PLAYOFF SERIES: Western Conference finals; Mavericks lead 2-1.
If the Mavs can put forth another similar performance in Game 4 at US Airways Center in Phoenix, they can return to Dallas needing only one victory to reach the NBA Finals for the first time in franchise history.
Avery Johnson’s team took back home-court advantage with Sunday’s 95-88 victory at Phoenix. Dirk Nowitzki had 28 points and 17 rebounds for the Mavs, but it was a stellar defensive effort in the second half that made all the difference for Dallas.
The wake-up call for the Mavs came late in the first half, when point guard Jason Terry and Tim Thomas got into a shoving match after Dallas forward Josh Howard was whistled for a flagrant foul on Thomas.
Both Terry—who was suspended for a game in the previous round against San Antonio for throwing a punch—and Thomas received technicals, but the Mavs parlayed the emotion of the incident into a 15-2 spurt that bridged the halves and gave them a 57-54 lead.
“It’s just a situation where we’re standing together and he walks right through us,” Terry said on Monday. “Hey, stuff happens in a game. It’s the Western Conference finals and guys are going to do whatever it takes.”
In addition to steadily improving their transition defense in this series, the Mavs have also received valuable minutes from center DeSagana Diop, who has been clogging the lane to prevent Suns point guard Steve Nash from effectively driving and kicking to open perimeter shooters.
“He’s long. Is one of our best defenders down low, great shot blocker for us,” Nowitzki said. “He doesn’t really care about offensive that much at all. If he gets touches or not. That’s not his game. He brings energy for us. He brings length and shot blocking and he’s been phenomenal.”
Another key player for the Mavs has been Howard, who contributed 22 points and 12 rebounds Sunday. Howard missed all but six minutes of Phoenix’s Game 1 victory due to a bruised ankle.
“I think we really missed him in Game 1,” Nowitzki said. “We missed his athleticism on both ends of the floor. And Game 2 he was aggressive on the basket. We need his athleticism on the perimeter and we really missed him in Game 1. But he came out firing again tonight and he’s a big key why we’re up 2-1.”
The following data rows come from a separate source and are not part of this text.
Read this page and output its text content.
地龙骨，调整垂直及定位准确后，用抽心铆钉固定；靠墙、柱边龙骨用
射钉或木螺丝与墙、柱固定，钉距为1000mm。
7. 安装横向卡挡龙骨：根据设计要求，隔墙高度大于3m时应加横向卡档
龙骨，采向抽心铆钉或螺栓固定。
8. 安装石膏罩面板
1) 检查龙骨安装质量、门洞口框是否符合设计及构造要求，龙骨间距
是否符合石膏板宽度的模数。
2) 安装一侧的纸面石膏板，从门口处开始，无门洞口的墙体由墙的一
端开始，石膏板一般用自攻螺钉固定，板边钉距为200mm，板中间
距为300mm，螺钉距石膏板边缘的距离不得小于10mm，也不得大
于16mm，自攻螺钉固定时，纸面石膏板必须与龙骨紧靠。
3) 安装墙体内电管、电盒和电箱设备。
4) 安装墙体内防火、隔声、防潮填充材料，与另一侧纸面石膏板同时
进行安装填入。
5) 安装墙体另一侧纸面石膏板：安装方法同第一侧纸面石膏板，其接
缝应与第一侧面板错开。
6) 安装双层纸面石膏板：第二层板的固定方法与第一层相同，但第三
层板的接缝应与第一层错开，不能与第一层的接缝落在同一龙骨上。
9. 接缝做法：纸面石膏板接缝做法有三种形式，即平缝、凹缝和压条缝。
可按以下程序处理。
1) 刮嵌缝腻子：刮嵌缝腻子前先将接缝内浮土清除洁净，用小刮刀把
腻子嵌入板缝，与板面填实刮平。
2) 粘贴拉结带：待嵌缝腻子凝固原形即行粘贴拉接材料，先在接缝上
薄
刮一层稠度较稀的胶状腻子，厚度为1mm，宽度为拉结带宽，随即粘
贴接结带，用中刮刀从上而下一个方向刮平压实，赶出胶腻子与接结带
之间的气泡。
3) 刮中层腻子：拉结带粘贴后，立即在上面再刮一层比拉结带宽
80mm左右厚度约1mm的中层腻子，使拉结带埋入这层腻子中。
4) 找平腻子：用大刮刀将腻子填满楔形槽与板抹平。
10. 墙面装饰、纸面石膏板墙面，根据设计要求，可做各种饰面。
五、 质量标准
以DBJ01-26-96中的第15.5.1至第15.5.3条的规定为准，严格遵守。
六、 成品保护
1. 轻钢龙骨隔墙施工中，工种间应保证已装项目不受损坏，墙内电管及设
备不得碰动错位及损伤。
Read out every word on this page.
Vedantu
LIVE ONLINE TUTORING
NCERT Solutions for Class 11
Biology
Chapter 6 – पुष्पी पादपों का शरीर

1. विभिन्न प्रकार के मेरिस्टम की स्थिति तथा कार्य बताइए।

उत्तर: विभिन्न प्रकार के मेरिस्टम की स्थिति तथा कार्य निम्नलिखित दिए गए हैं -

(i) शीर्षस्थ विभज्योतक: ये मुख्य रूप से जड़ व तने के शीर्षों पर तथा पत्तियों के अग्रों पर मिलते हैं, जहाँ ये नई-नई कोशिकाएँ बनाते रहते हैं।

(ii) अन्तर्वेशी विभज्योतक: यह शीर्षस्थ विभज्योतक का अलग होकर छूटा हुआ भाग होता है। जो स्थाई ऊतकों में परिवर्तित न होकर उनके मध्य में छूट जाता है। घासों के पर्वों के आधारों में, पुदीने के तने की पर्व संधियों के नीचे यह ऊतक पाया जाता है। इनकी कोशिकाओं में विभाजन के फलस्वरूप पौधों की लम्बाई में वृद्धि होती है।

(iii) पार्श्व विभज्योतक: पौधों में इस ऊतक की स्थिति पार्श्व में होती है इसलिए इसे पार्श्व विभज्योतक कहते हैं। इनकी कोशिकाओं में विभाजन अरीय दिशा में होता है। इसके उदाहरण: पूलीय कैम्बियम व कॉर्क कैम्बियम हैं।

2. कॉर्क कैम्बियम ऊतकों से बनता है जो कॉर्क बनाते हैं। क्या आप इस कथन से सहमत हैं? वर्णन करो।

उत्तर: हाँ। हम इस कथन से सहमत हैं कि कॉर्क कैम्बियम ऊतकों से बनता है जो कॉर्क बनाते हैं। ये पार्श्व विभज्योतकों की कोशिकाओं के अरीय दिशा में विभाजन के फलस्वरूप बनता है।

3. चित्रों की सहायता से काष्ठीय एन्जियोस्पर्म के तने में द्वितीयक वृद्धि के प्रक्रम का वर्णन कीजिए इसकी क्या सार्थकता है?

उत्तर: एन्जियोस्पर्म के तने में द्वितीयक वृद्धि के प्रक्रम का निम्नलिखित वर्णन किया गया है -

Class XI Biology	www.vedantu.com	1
In addition to avoid falling into a 3-1 series deficit, the Suns now face the challenge of emotionally regrouping. Phoenix abandoned its up-tempo style for most of the second half of Game 3, struggling to score 36 points and finishing with only four fast-break points after scoring 53 in the first two games.
“We got into a half-court mentality,” Suns coach Mike D’Antoni said. “And I don’t know if it’s because, you know, the level of the game was up and we just kind of took the foot off the accelerator or if, you know, we were mentally tired, I don’t know the reason.
“But I know the answer. We can’t do it. Somehow we gotta find the resilience and the effort to do it.”
“I did see it a little bit, and I don’t know what to attribute that to,” said Bell, who is not expected to play in this game. “I think we have to find that (energy) from whoever’s suited up.”
The Suns lost two in a row to the Los Angeles Lakers in the first round before rebounding to win after trailing 3-1 in the series. But the 60-win Mavs are more talented than the Lakers, and Thomas knows Phoenix cannot afford to go back to Dallas facing elimination
“We know Game 4 will be huge for us,” Thomas said. “We have to get that game. They now have the homecourt back. We don’t want to go back to Dallas down 3-1.”
Game 5 is Thursday.
HOW THEY GOT HERE: Mavericks - 4th seed; beat Memphis Grizzlies 4-0, first round; beat San Antonio Spurs 4-3, semifinals. Suns - 2nd seed; beat Los Angeles Lakers 4-3, first round; beat Los Angeles Clippers 4-3, semifinals.
PLAYOFF TEAM LEADERS: Mavericks - Nowitzki, 28.4 ppg and 12.4 rpg; Terry, 3.9 apg. Suns - Marion, 21.1 ppg and 12.0 rpg; Nash, 10.4 apg.